Nonetheless, the University of Oxford, whatever those critical mutterings, was a bastion of steadfast support for democracy in Myanmar. The Lady’s old undergraduate college, St Hugh’s, played an especially important role in this regard. The college’s Junior Common Room was, a decade ago, renamed the “Aung San Suu Kyi Room”.

Since her release from house arrest, Oxford has sought to cultivate stronger ties with Myanmar, with two new academic positions named in her honour.

The incumbent Aung San Suu Kyi Senior Research Fellow is Matthew Walton, a leading scholar of Myanmar’s tortured contemporary politics. The Junior Research Fellow, currently Khin Mar Mar Kyi, has a doctorate from my own Australian National University. Together they are creating new momentum in Oxford for the serious study of Southeast Asia.

It is fitting that some of the other universities associated with Daw Aung San Suu Kyi have also developed a range of new activities. The Australian National University, which awarded her an honorary doctorate in November 2013, has generated new initiatives to support what is an increasingly broad range of Myanmar activities, including through our Myanmar Research Centre.

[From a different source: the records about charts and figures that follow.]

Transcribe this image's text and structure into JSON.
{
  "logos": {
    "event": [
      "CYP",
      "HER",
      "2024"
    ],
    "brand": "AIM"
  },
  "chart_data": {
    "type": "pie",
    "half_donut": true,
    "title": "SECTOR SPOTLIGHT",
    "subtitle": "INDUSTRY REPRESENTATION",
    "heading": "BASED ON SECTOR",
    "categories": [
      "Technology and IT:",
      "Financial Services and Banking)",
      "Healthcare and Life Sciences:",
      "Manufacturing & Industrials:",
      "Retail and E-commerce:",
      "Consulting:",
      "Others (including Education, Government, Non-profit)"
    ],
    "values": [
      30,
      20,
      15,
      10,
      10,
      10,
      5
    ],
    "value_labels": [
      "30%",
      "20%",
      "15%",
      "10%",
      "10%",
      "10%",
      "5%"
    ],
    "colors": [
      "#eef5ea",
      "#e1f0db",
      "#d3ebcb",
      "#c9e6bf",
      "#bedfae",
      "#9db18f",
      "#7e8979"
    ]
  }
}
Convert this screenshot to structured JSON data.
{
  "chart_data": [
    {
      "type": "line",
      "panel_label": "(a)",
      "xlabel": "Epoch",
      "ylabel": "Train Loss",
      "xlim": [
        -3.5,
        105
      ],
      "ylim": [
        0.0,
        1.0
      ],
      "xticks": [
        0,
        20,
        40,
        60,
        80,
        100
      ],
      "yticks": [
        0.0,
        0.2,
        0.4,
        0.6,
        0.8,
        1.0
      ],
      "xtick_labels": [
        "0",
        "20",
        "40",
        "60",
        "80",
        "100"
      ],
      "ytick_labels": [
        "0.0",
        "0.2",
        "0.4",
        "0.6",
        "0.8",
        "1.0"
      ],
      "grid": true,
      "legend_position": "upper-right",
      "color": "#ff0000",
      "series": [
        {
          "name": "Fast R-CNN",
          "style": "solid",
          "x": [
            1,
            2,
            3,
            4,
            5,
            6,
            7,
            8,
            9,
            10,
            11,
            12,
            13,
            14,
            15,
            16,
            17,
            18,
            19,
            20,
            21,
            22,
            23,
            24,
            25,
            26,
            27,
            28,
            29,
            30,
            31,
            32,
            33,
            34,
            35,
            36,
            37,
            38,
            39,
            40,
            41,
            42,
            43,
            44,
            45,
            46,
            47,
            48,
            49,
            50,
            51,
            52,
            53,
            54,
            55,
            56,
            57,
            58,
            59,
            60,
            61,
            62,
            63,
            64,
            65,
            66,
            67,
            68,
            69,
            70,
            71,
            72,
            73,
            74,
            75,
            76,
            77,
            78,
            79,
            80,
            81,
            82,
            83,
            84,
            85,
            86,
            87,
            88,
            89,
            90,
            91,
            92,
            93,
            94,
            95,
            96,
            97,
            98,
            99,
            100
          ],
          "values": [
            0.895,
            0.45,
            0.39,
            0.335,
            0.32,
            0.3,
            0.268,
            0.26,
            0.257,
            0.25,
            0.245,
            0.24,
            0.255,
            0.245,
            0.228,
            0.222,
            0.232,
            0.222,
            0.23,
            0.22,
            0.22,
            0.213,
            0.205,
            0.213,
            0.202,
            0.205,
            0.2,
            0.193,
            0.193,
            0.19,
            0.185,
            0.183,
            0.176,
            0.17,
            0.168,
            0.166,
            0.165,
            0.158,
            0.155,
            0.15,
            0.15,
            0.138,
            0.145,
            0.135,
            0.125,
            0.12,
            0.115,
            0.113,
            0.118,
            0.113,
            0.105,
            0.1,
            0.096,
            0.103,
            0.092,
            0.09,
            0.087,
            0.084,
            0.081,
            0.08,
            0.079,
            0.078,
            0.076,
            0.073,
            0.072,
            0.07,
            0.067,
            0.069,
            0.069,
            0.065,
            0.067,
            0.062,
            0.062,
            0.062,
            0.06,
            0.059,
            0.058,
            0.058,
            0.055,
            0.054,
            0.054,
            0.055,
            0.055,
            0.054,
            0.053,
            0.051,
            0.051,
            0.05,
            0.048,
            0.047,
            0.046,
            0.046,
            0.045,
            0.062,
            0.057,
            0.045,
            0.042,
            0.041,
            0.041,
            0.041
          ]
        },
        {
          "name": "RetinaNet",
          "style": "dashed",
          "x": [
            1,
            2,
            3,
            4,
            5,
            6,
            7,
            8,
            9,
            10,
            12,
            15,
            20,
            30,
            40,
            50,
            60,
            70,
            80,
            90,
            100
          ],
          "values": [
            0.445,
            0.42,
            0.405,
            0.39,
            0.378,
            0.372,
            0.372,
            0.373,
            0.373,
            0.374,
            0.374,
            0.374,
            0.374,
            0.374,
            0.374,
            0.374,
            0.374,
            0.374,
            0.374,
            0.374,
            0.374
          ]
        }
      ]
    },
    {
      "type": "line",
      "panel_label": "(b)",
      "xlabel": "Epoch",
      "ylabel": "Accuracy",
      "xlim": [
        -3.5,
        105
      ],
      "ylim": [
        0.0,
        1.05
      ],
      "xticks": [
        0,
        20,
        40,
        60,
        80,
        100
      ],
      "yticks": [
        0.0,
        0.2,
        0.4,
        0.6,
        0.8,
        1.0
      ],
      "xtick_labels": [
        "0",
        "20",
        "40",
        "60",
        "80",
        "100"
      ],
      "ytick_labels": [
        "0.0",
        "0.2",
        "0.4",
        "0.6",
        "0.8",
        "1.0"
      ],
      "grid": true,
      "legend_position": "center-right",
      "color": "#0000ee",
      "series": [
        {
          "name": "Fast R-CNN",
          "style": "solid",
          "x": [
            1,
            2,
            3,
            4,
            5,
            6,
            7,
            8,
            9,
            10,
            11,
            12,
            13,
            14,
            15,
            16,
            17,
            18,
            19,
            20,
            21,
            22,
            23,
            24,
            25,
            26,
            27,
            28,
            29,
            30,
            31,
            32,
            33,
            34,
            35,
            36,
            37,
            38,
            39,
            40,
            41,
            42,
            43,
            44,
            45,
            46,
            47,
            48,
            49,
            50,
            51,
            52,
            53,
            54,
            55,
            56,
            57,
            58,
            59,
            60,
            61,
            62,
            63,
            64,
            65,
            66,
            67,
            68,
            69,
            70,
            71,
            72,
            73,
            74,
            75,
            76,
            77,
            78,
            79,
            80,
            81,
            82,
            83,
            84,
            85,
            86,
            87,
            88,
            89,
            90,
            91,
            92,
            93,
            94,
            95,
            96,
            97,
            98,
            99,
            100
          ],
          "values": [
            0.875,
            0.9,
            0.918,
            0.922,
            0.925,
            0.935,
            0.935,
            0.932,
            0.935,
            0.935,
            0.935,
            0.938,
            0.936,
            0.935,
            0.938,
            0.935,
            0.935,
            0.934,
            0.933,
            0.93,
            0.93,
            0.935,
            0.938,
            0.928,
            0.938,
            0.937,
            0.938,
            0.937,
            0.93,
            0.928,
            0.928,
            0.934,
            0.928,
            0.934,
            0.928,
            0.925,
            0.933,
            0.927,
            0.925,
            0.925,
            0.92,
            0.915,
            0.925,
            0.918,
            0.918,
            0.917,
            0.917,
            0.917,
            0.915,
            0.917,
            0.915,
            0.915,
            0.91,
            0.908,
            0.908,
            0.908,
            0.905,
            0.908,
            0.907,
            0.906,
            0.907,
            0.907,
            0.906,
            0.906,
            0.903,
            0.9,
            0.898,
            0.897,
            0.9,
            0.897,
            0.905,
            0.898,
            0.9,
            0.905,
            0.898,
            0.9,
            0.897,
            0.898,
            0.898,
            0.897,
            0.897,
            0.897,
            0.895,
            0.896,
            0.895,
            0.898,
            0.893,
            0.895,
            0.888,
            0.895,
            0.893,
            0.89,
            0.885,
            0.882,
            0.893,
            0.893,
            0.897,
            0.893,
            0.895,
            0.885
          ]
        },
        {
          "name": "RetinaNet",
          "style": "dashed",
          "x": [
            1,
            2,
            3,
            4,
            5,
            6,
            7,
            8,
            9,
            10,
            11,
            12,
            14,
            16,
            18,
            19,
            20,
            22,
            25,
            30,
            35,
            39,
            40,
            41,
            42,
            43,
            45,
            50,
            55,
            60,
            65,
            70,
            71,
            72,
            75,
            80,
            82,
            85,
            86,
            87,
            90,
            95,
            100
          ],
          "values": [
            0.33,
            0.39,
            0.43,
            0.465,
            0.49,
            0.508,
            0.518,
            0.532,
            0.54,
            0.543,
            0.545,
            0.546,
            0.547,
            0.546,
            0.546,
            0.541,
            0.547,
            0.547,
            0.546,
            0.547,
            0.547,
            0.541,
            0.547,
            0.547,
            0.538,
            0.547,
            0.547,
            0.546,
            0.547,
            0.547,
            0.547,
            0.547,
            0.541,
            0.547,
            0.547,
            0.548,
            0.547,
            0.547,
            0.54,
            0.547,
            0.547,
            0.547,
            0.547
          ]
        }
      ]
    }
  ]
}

Then there are the major injections of financial, administrative and technical support flowing to Myanmar’s universities from the United States, Korea, Japan and Singapore. Many institutions are working hard to re-connect with Myanmar colleagues and support the improvement of local academic conditions.

It all takes time, patience and energy. These emerging academic relationships will benefit from flows of students and staff – to and from Myanmar – to ensure that momentum can build as quickly as possible.

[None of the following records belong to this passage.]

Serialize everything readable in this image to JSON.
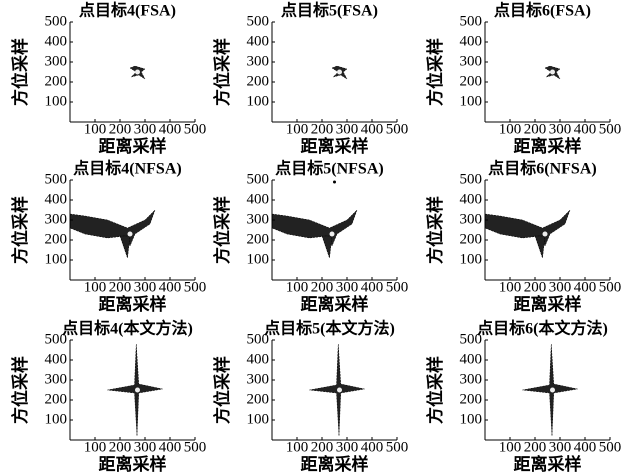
{
  "chart_data": [
    {
      "type": "contour",
      "title": "点目标4(FSA)",
      "xlabel": "距离采样",
      "ylabel": "方位采样",
      "xlim": [
        0,
        500
      ],
      "ylim": [
        0,
        500
      ],
      "xticks": [
        100,
        200,
        300,
        400,
        500
      ],
      "yticks": [
        100,
        200,
        300,
        400,
        500
      ]
    },
    {
      "type": "contour",
      "title": "点目标5(FSA)",
      "xlabel": "距离采样",
      "ylabel": "方位采样",
      "xlim": [
        0,
        500
      ],
      "ylim": [
        0,
        500
      ],
      "xticks": [
        100,
        200,
        300,
        400,
        500
      ],
      "yticks": [
        100,
        200,
        300,
        400,
        500
      ]
    },
    {
      "type": "contour",
      "title": "点目标6(FSA)",
      "xlabel": "距离采样",
      "ylabel": "方位采样",
      "xlim": [
        0,
        500
      ],
      "ylim": [
        0,
        500
      ],
      "xticks": [
        100,
        200,
        300,
        400,
        500
      ],
      "yticks": [
        100,
        200,
        300,
        400,
        500
      ]
    },
    {
      "type": "contour",
      "title": "点目标4(NFSA)",
      "xlabel": "距离采样",
      "ylabel": "方位采样",
      "xlim": [
        0,
        500
      ],
      "ylim": [
        0,
        500
      ],
      "xticks": [
        100,
        200,
        300,
        400,
        500
      ],
      "yticks": [
        100,
        200,
        300,
        400,
        500
      ]
    },
    {
      "type": "contour",
      "title": "点目标5(NFSA)",
      "xlabel": "距离采样",
      "ylabel": "方位采样",
      "xlim": [
        0,
        500
      ],
      "ylim": [
        0,
        500
      ],
      "xticks": [
        100,
        200,
        300,
        400,
        500
      ],
      "yticks": [
        100,
        200,
        300,
        400,
        500
      ]
    },
    {
      "type": "contour",
      "title": "点目标6(NFSA)",
      "xlabel": "距离采样",
      "ylabel": "方位采样",
      "xlim": [
        0,
        500
      ],
      "ylim": [
        0,
        500
      ],
      "xticks": [
        100,
        200,
        300,
        400,
        500
      ],
      "yticks": [
        100,
        200,
        300,
        400,
        500
      ]
    },
    {
      "type": "contour",
      "title": "点目标4(本文方法)",
      "xlabel": "距离采样",
      "ylabel": "方位采样",
      "xlim": [
        0,
        500
      ],
      "ylim": [
        0,
        500
      ],
      "xticks": [
        100,
        200,
        300,
        400,
        500
      ],
      "yticks": [
        100,
        200,
        300,
        400,
        500
      ]
    },
    {
      "type": "contour",
      "title": "点目标5(本文方法)",
      "xlabel": "距离采样",
      "ylabel": "方位采样",
      "xlim": [
        0,
        500
      ],
      "ylim": [
        0,
        500
      ],
      "xticks": [
        100,
        200,
        300,
        400,
        500
      ],
      "yticks": [
        100,
        200,
        300,
        400,
        500
      ]
    },
    {
      "type": "contour",
      "title": "点目标6(本文方法)",
      "xlabel": "距离采样",
      "ylabel": "方位采样",
      "xlim": [
        0,
        500
      ],
      "ylim": [
        0,
        500
      ],
      "xticks": [
        100,
        200,
        300,
        400,
        500
      ],
      "yticks": [
        100,
        200,
        300,
        400,
        500
      ]
    }
  ]
}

They will also need high-level support from within the NLD. Happily, there is plenty of academic talent and enthusiasm in the party’s ranks. For instance there is Daw Su Su Lwin who has been spearheading the NLD’s education policy formation. She has served as MP in the Pyithu Hluttaw since 2012, and now chairs the parliament’s international relations committee.

It will be a big week for her and her family, with expectations running high that her husband, U Htin Kyaw, will become Myanmar’s next president. His appointment should mean that the NLD has the power to implement their policies and will be seeking to stamp their values on university governance.

An obvious person to lead this high-level effort is U Aung Thu. Trained as a mathematician, the reform-minded former rector of the University of Yangon will be one to watch.

He has previously held positions as rector of Taungoo University and was also a deputy director general of the Department of Higher Education. Earlier in his career, he taught at universities in Yangon, Mandalay, Sagaing and Magwe. Since December he has worked in the three-member NLD transitional committee, seeking to build a sound basis for the new government.

With its long-time support from among student activists, and the involvement of people like U Aung Thu, it makes sense that the NLD will be creative in its effort to bolster Myanmar’s university sector. All around the world, successful democratic governments rely on open and vibrant education systems to provide ideas for today while training the leaders of tomorrow.

Nicholas Farrelly is the director of the Myanmar Research Centre at the Australian National University and co-founder of New Mandala.